The Indiana official in charge of mediating public access disputes came down against the municipally-owned hospital corporation for deciding to petition the Supreme Court behind closed doors.
Experts warn that the case, which activists have been lobbying Health and Hospital Corporation (HHC) to drop, could give the right-wing majority the opportunity to hobble major spending programs like Medicaid.
Activists had flipped through years’ worth of records from HHC meetings, finding no mention of the case, much less a board vote to appeal it to the Supreme Court. So they filed a complaint with Public Access Coordinator Luke Britt. On Friday, he issued his opinion.
“The reasonable conclusion is the HHC Board took final action outside of a public meeting, or it abdicated its duty to mind and oversee the prodigious act of filing a petition for certiorari with SCOTUS,” Britt wrote in a ruling obtained by TPM.
HHC’s lawyer had argued that the board delegated its legal decisions to executive staff, justifying the lack of a public record.
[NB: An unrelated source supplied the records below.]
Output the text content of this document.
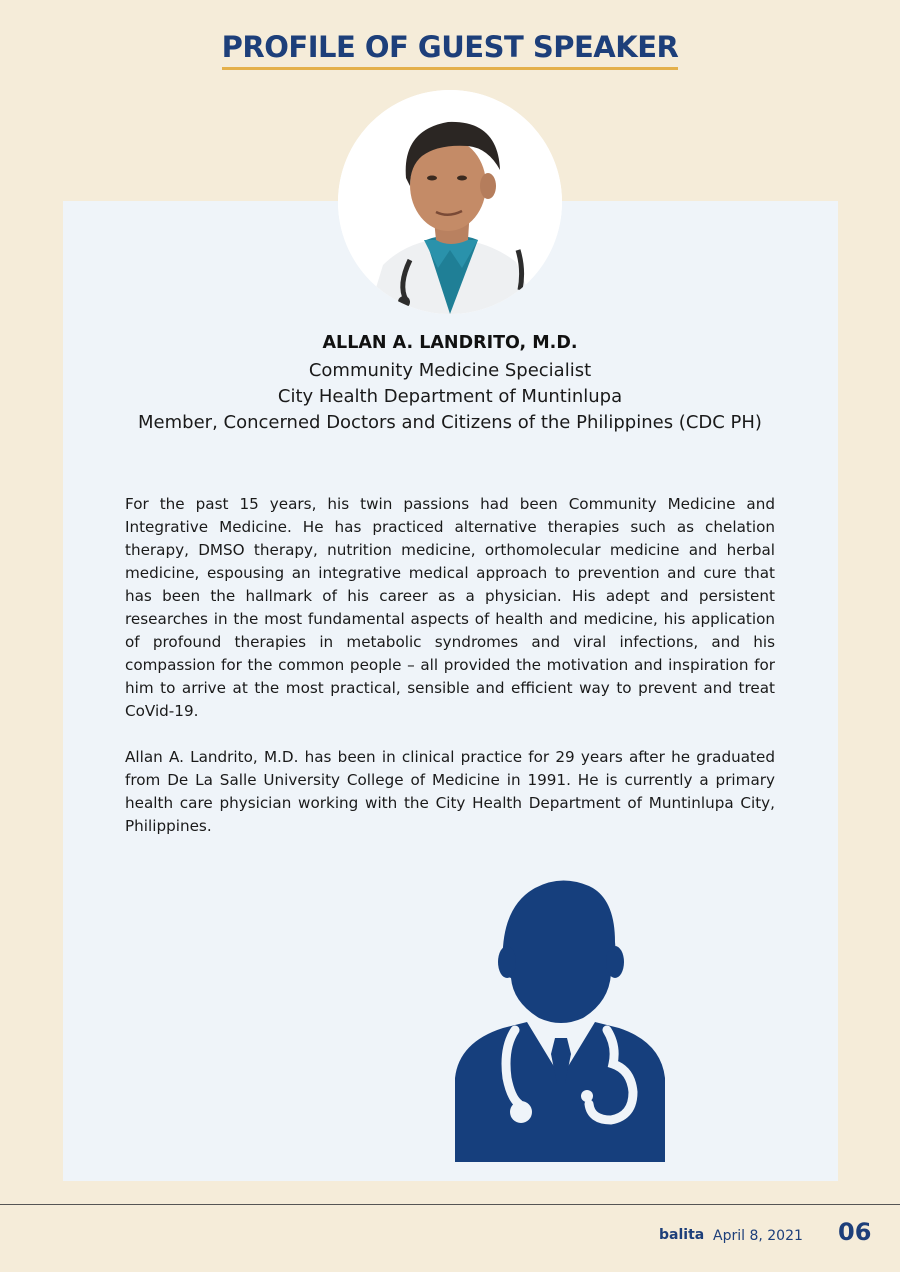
PROFILE OF GUEST SPEAKER
ALLAN A. LANDRITO, M.D.
Community Medicine Specialist
City Health Department of Muntinlupa
Member, Concerned Doctors and Citizens of the Philippines (CDC PH)

For the past 15 years, his twin passions had been Community Medicine and Integrative Medicine. He has practiced alternative therapies such as chelation therapy, DMSO therapy, nutrition medicine, orthomolecular medicine and herbal medicine, espousing an integrative medical approach to prevention and cure that has been the hallmark of his career as a physician. His adept and persistent researches in the most fundamental aspects of health and medicine, his application of profound therapies in metabolic syndromes and viral infections, and his compassion for the common people – all provided the motivation and inspiration for him to arrive at the most practical, sensible and efficient way to prevent and treat CoVid-19.

Allan A. Landrito, M.D. has been in clinical practice for 29 years after he graduated from De La Salle University College of Medicine in 1991. He is currently a primary health care physician working with the City Health Department of Muntinlupa City, Philippines.

balita April 8, 2021 06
“The executive staff of the corporation, through their internal and external counsel, have defended the interests of the corporation throughout Talevski’s pendency, taking countless actions in aid of the defense with guidance from counsel, including directing the filing of a myriad of state records, such as the petition,” attorney Tenley Drescher-Rhoades wrote of the case in a recent letter obtained by TPM.
“It would not be practical, feasible, or in the corporation’s or the public’s best interest for the corporation’s governing body to attempt or have to make litigation decisions in each of these matters, as to which they have no day-to-day oversight, involvement, or knowledge, which is why they long ago delegated this authority to the corporation’s executive staff,” she added.
Britt was unimpressed.
“While some executive, operational, and administrative duties will necessarily have to be delegated to staff, the volitional decision and act of pursuing further litigation with our country’s highest court is something else altogether,” he wrote.
“If an act as momentous as petitioning SCOTUS to reverse the Seventh Circuit is treated as a rote, secretarial task, then a board simply becomes a performative, rubber stamp for executive staff,” he added. “That is neither the spirit of the Open Door Law nor—in the opinion of this office—the intent of the legislature.”
He also seemed to allude to activists’ current and ongoing campaign to get the HHC board to withdraw the case before it gets to oral argument.
“It does not stand to reason that executive staff or general counsel of an organization, or both, would have carte blanche, blank check authority to act on the Board’s behalf for a matter such as this,” he writes. “One wonders what the fallout would be if the Board had an adverse reaction to litigation strategy it did not approve.”
Activists have expressed incredulity that the board would be so resistant to their calls to drop the case due to the damage it could pose to the recipients of federal spending programs, including the most vulnerable Americans.
“I have a feeling that if the board really understood what this case is about, they’d be mortified,” Bryce Gustafson, an organizer with Indiana’s Citizens Action Coalition, told TPM. “There’s a doctor on the board, a disability rights lawyer on the board.”
It’s uncertain whether this ruling will have any practicable effects. Britt ends his ruling by saying: “It is unclear what judicial remedy—if any—is available to the complainant for an ODL violation in this context.”
But as organizers continue their effort to pressure, goad, encourage and shame the HHC board into dropping the case, they’ll count an official decision finding that the board erred in its quiet decision to take the fight to the high Court as a victory.